To solve this problem, CoreOS provides distributed configuration with etcd. A single config value can be changed atomically, and only applications that are listening for that change will be affected. Each application can decide how to react to a value changing, and that logic can be updated independently of other applications.

Read more about etcd + CoreOS

How Operating System Updates Work

CoreOS updates employ a dual-partion scheme that operates differently than most Linux distributions. Instead of updating a single package at a time, CoreOS downloads an entirely new root filesystem and installs it to the passive partition. After the next reboot, CoreOS will be running the latest version.

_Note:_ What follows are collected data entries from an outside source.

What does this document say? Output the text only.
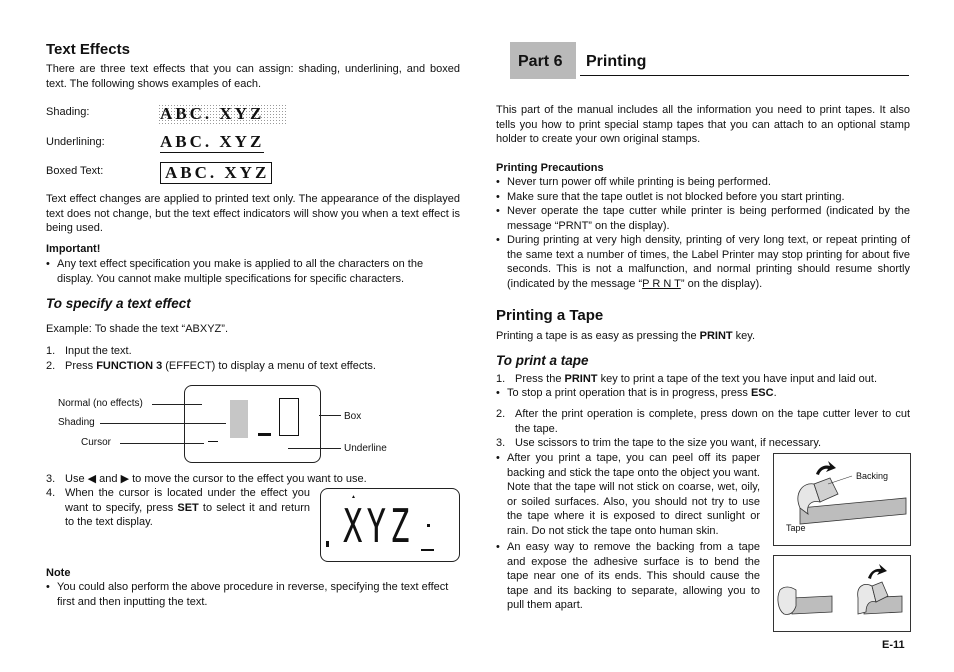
Text Effects
There are three text effects that you can assign: shading, underlining, and boxed text. The following shows examples of each.
Shading:	ABC. XYZ
Underlining:	ABC. XYZ
Boxed Text:	ABC. XYZ
Text effect changes are applied to printed text only. The appearance of the displayed text does not change, but the text effect indicators will show you when a text effect is being used.
Important!
• Any text effect specification you make is applied to all the characters on the display. You cannot make multiple specifications for specific characters.
To specify a text effect
Example: To shade the text “ABXYZ”.
1. Input the text.
2. Press FUNCTION 3 (EFFECT) to display a menu of text effects.
Normal (no effects)
Shading
Cursor
Box
Underline
3. Use ◀ and ▶ to move the cursor to the effect you want to use.
4. When the cursor is located under the effect you want to specify, press SET to select it and return to the text display.
▲
XYZ
Note
• You could also perform the above procedure in reverse, specifying the text effect first and then inputting the text.
Part 6 Printing
This part of the manual includes all the information you need to print tapes. It also tells you how to print special stamp tapes that you can attach to an optional stamp holder to create your own original stamps.
Printing Precautions
• Never turn power off while printing is being performed.
• Make sure that the tape outlet is not blocked before you start printing.
• Never operate the tape cutter while printer is being performed (indicated by the message “PRNT” on the display).
• During printing at very high density, printing of very long text, or repeat printing of the same text a number of times, the Label Printer may stop printing for about five seconds. This is not a malfunction, and normal printing should resume shortly (indicated by the message “P R N T” on the display).
Printing a Tape
Printing a tape is as easy as pressing the PRINT key.
To print a tape
1. Press the PRINT key to print a tape of the text you have input and laid out.
• To stop a print operation that is in progress, press ESC.
2. After the print operation is complete, press down on the tape cutter lever to cut the tape.
3. Use scissors to trim the tape to the size you want, if necessary.
• After you print a tape, you can peel off its paper backing and stick the tape onto the object you want. Note that the tape will not stick on coarse, wet, oily, or soiled surfaces. Also, you should not try to use the tape where it is exposed to direct sunlight or rain. Do not stick the tape onto human skin.
• An easy way to remove the backing from a tape and expose the adhesive surface is to bend the tape near one of its ends. This should cause the tape and its backing to separate, allowing you to pull them apart.
Backing
Tape
E-11
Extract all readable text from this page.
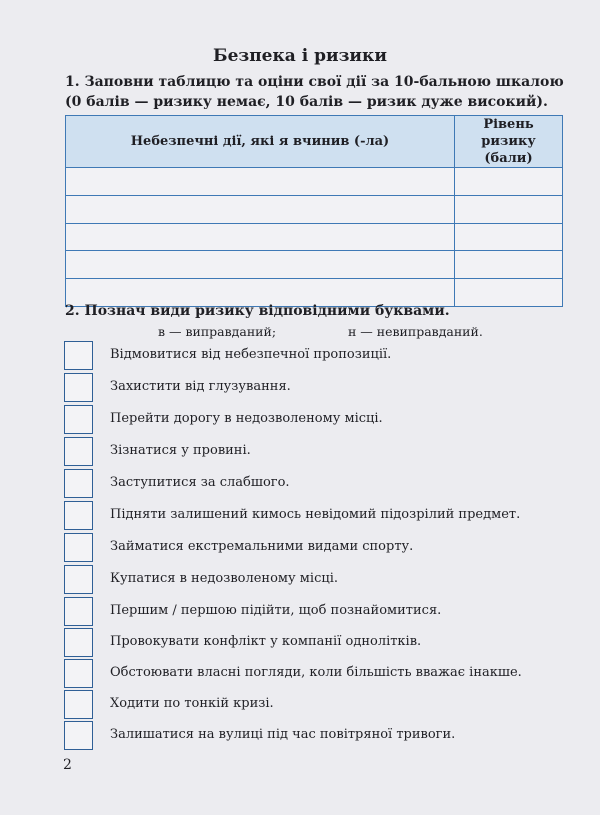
Безпека і ризики
1. Заповни таблицю та оціни свої дії за 10-бальною шкалою (0 балів — ризику немає, 10 балів — ризик дуже високий).
Небезпечні дії, які я вчинив (-ла)	Рівень ризику (бали)

2. Познач види ризику відповідними буквами.
в — виправданий;	н — невиправданий.
Відмовитися від небезпечної пропозиції.
Захистити від глузування.
Перейти дорогу в недозволеному місці.
Зізнатися у провині.
Заступитися за слабшого.
Підняти залишений кимось невідомий підозрілий предмет.
Займатися екстремальними видами спорту.
Купатися в недозволеному місці.
Першим / першою підійти, щоб познайомитися.
Провокувати конфлікт у компанії однолітків.
Обстоювати власні погляди, коли більшість вважає інакше.
Ходити по тонкій кризі.
Залишатися на вулиці під час повітряної тривоги.
2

The dual-partition scheme has many benefits over an in-place upgrade:

  • Safe Roll Back
    The previous, known-to-be-stable version of the operating system is still on the first partition. CoreOS has a built-in failsafe to revert to this partition if an upgrade results in an unstable state. This process can also be executed manually.
  • Signed and Verified
    Each boot partition is read-only, which makes it easy to verify that each download is complete and hasn't been modified in transit.
  • Extremely Fast Execution
    CoreOS boots extremely fast due to its small size. Executing an update requires a reboot which takes just a few seconds, meaning less interruption for your applications. Platforms that support kexec can skip the bootloader process, decreasing reboot time further.

Our update system is based on Google's open-source project, Omaha, that powers updates for the Chrome browser, Chrome OS, Google Earth and more. It features advanced population control and grouping functionality that takes the guesswork out of a rolling upgrade throughout the fleet.

Technical Details

A B Data Update
CoreOS is currently booted off partition A. An update is installed onto partition B.
A B Data
Machine is rebooted onto the B partition.

Initially, your system is booted into the root A partition and CoreOS begins talking to the update service to find out about new updates. If there is an update available it is downloaded and installed to root B. To ensure we don’t disrupt your application, we rate limit the disk and network I/O this process is allowed to use with Linux cgroups.

Using this dual-root scheme is an improvement on the existing workflow of yum or apt-get. Using these tools during upgrading has been known to cause the package manager to force daemons to use new libraries or move configuration files around. With CoreOS, a system update is an atomic operation that can be rolled back.

On CoreOS, the root partition you are running against isn’t modified and your server is never in an unstable or partially upgraded state. To finish off the upgrade, reboot the machine and in a few seconds you will start running on root B with a freshly updated system.